Bias
Bias is when systematic errors occur or unfairness in AI systems that can lead to discriminatory outcomes.
Bias in AI occurs when algorithms systematically favor certain groups or outcomes over others. This can stem from biased training data, flawed algorithm design, or societal prejudices embedded in the development process. Bias can be statistical (mathematical deviation) or social (unfair discrimination).

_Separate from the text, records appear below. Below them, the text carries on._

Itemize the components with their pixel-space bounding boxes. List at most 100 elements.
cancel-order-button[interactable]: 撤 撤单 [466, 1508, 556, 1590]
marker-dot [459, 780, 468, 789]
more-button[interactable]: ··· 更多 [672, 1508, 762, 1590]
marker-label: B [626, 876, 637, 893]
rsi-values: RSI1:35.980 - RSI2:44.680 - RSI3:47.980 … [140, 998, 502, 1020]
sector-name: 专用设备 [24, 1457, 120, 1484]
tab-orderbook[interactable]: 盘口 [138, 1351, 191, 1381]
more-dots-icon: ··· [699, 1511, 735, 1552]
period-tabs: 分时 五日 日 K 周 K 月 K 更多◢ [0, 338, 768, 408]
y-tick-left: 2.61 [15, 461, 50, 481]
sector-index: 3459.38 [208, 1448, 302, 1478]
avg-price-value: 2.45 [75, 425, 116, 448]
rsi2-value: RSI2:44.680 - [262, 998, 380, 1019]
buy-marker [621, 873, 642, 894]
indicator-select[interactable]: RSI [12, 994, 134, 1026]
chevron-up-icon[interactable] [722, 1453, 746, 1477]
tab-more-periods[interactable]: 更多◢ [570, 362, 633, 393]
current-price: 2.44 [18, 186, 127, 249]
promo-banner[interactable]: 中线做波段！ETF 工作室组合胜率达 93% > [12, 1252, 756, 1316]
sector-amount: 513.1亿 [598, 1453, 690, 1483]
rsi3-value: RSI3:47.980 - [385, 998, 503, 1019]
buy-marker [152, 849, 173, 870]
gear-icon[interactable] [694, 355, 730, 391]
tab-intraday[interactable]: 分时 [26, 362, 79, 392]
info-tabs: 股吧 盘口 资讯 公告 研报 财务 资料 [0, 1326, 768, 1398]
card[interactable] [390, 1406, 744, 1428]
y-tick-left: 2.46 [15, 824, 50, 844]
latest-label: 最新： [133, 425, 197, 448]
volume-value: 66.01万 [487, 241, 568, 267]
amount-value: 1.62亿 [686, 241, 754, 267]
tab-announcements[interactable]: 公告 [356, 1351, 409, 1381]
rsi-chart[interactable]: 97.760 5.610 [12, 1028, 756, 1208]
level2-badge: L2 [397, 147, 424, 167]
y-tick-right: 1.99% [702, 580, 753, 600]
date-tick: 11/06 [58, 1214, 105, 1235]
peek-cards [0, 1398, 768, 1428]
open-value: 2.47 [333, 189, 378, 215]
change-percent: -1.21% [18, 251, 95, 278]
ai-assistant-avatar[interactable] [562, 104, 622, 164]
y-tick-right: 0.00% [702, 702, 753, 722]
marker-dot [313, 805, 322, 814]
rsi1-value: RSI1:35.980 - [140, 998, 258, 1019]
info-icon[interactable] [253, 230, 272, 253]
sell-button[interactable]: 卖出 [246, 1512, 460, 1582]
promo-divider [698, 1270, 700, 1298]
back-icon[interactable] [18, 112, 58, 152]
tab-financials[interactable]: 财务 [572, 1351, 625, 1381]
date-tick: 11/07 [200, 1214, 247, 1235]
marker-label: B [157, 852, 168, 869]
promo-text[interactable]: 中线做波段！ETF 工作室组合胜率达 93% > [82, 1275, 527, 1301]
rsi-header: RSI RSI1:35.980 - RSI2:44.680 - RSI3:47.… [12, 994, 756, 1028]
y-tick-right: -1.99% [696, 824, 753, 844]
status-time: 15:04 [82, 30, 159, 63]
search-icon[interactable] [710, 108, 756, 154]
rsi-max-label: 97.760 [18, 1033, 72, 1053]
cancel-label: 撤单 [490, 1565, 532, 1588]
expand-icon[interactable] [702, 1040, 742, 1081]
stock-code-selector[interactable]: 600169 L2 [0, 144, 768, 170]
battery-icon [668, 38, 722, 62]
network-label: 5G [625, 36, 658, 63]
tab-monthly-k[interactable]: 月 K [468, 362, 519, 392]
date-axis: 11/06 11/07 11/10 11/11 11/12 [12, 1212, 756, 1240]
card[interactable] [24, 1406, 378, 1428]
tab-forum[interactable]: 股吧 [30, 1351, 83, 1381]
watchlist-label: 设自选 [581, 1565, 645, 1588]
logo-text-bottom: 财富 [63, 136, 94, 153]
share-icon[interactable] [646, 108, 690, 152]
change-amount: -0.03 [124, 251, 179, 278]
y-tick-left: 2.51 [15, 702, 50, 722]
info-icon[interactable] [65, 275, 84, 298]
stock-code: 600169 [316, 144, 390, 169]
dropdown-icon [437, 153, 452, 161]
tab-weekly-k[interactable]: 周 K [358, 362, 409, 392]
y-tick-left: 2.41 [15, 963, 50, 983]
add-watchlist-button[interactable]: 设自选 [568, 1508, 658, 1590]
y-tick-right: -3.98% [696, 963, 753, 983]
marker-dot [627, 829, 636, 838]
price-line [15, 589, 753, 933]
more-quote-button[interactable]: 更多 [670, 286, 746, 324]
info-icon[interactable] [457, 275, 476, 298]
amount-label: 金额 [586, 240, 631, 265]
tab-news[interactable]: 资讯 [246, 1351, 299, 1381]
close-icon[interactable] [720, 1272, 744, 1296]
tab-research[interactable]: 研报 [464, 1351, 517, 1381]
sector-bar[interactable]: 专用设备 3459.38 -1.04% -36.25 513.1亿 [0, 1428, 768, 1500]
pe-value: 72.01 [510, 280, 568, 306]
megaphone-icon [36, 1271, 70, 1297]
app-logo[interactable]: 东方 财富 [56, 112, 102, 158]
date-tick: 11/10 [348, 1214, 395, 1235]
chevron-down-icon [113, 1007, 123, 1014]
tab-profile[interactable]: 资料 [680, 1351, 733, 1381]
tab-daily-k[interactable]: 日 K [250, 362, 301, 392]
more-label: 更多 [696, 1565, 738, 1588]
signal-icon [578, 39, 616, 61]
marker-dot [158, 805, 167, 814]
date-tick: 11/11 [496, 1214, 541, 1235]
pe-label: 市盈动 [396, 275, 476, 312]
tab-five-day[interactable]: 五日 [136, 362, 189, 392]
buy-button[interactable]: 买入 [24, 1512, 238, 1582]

Where does AI Bias come from?
Data Bias
When training an algorithm with data, the algorithms conclusions will reflect those bias and disparities that exist in that data. When we design an algorithm, we may add thresholds that can be exclusionary, reflecting our own biases. As machine learning algorithms process such a large volume of data, even small biases can lead to widesparead disciminatory problems. One example is misidentification. This might occur when a data set is missing information about minoritised groups and, therefore, doesn’t know how to make decisions properly.
Algorithmic Bias
This occurs when the design and parameters of an algorithm, introduce a bias. This can occur through the way the algorithm is designed, or how it is trained for an algoritm to process and prioritize certain features over others, to introduce discriminatory outcomes.
Human Bias
Bias is inherent in all humans. It’s the byproduct of having a limited perspective of the world and the tendency to generalize information to streamline learning. Human bias seeps into AI systems through subjective decisions, made at various points of model design and training, incl. stages such as data labelling and model development.
Challenges
Difficult to detect and measure, can perpetuate societal inequalities, may be unintentional, and removing bias without losing model performance is challenging.